Drawing Celtic Knots
Problem
Celtic knots are graphical representations of knots used for decoration by the ancient Celts. Here is a picture of an illuminated letter from a manuscript, showing intricate overlapping knots:
How about trying to draw some simple Celtic knots of your own? Watch the two videos, which show two different methods for drawing the same knot:
Alison's Video
Charlie's Video
Here are some images of completed knots. They have been coloured in so you can follow the different "ribbons" that make up the knot (click to enlarge):
You may find it useful to print off some of these grids (Word, pdf) to draw onto.
Alternatively, it is fairly simple to create your own grids by drawing faint diagonal lines on squared or square dotty paper. The straight lines needed to create the knots all go through the midpoints of the sides of the squares:
While you are drawing the Celtic knots, you may think of mathematical questions to ask.
Here are some questions that occured to us:
Try drawing some knots on square grids. What do you notice about the number of ribbons needed to create square knots? Can you explain your findings?
For rectangular knots, can you explain how the knot size determines the number of ribbons?
Is it possible to draw a rectangular Celtic knot without rotational symmetry?
Can you explain how the knot size determines the number of overlaps?
Send us your findings, and pictures of your knots.
Getting Started
Start by shading where the "ribbons" will go, and then draw in the knot systematically by drawing an over and under sequence.
Student Solutions
William from Barnton Community Primary School discovered that:
If there is a rectangular Celtic knot that is M by N then the
number of ribbons is the highest common factor of M and N.
In this case M = 5 and N = 3 so the number of ribbons is 1.
Therefore, if a square Celtic knot has side length x, the number of different ribbons will be x.
In this case x = 4 so the number of ribbons is 4.
The number of crossovers for a square Celtic knot is $$2x^2 - 2x$$ or $$2x (x - 1)$$
Students from Garden International School also worked on this problem. Here is what Kenn, Jong Woong, Jayme and Marana sent us.
Teachers' Resources
Why do this problem?
The complexity in the seemingly simple patterns of Celtic knots have always fascinated people. This problem provides an accessible introduction to creating such patterns, with the chance to investigate some of the maths that arises along the way.
It could provide an excellent opportunity for forging cross-curricular links with Art and Design departments.
Possible approach
Learners could initially be shown images of Celtic knots to capture their interest. Then they could watch the videos to see two different ways of creating a basic knot.
Once they are ready to create their own knots, you may find it useful to print off some of these grids for learners to draw onto (Word, pdf).
Alternatively, it is fairly simple for learners to create their own grids by drawing faint diagonal lines on squared or square dotty paper. The straight lines needed to create the knots all go through the midpoints of the sides of the squares:
Once learners have got the hang of creating Celtic knots, encourage them to think of mathematical questions to ask - there are some suggestions in the problem. By getting everyone in the class to draw different knots, data can quickly be gathered and analysed. If learners have created their own grids, they may find that knots cannot be drawn on some grids - this is another line of enquiry that
can be explored.
Key questions
For rectangular knots, can you explain how the knot size determines the number of ribbons?

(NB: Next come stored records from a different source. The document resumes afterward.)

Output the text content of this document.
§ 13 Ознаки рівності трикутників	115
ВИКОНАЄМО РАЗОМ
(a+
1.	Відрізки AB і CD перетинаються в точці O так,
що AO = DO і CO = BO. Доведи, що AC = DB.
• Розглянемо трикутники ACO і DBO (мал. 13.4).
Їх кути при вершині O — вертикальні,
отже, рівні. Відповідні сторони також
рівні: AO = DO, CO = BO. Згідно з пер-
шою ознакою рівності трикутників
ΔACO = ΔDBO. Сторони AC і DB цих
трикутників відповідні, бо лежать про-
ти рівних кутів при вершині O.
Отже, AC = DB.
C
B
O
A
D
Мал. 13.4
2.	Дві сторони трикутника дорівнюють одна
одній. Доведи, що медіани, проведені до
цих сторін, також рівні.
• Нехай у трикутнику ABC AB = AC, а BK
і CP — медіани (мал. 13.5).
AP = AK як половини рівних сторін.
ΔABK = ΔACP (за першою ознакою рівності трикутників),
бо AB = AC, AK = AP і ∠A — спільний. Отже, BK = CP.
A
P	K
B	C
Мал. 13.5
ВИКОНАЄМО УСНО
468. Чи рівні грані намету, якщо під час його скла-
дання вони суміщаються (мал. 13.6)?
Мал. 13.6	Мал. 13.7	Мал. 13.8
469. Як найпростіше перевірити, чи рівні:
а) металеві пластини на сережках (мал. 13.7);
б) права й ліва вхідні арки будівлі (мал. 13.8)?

Is it possible to draw a rectangular Celtic knot without rotational symmetry?
Can you explain how the knot size determines the number of overlaps?
Possible extension
Introduce learners to more complicated Celtic knots - circular knots, knots with holes in, letters drawn as knots...
Possible support
Starting on smaller grids and encouraging learners to shade in where the ribbons will go can help. Suggest they use soft pencil, and be prepared to do lots of rubbing out!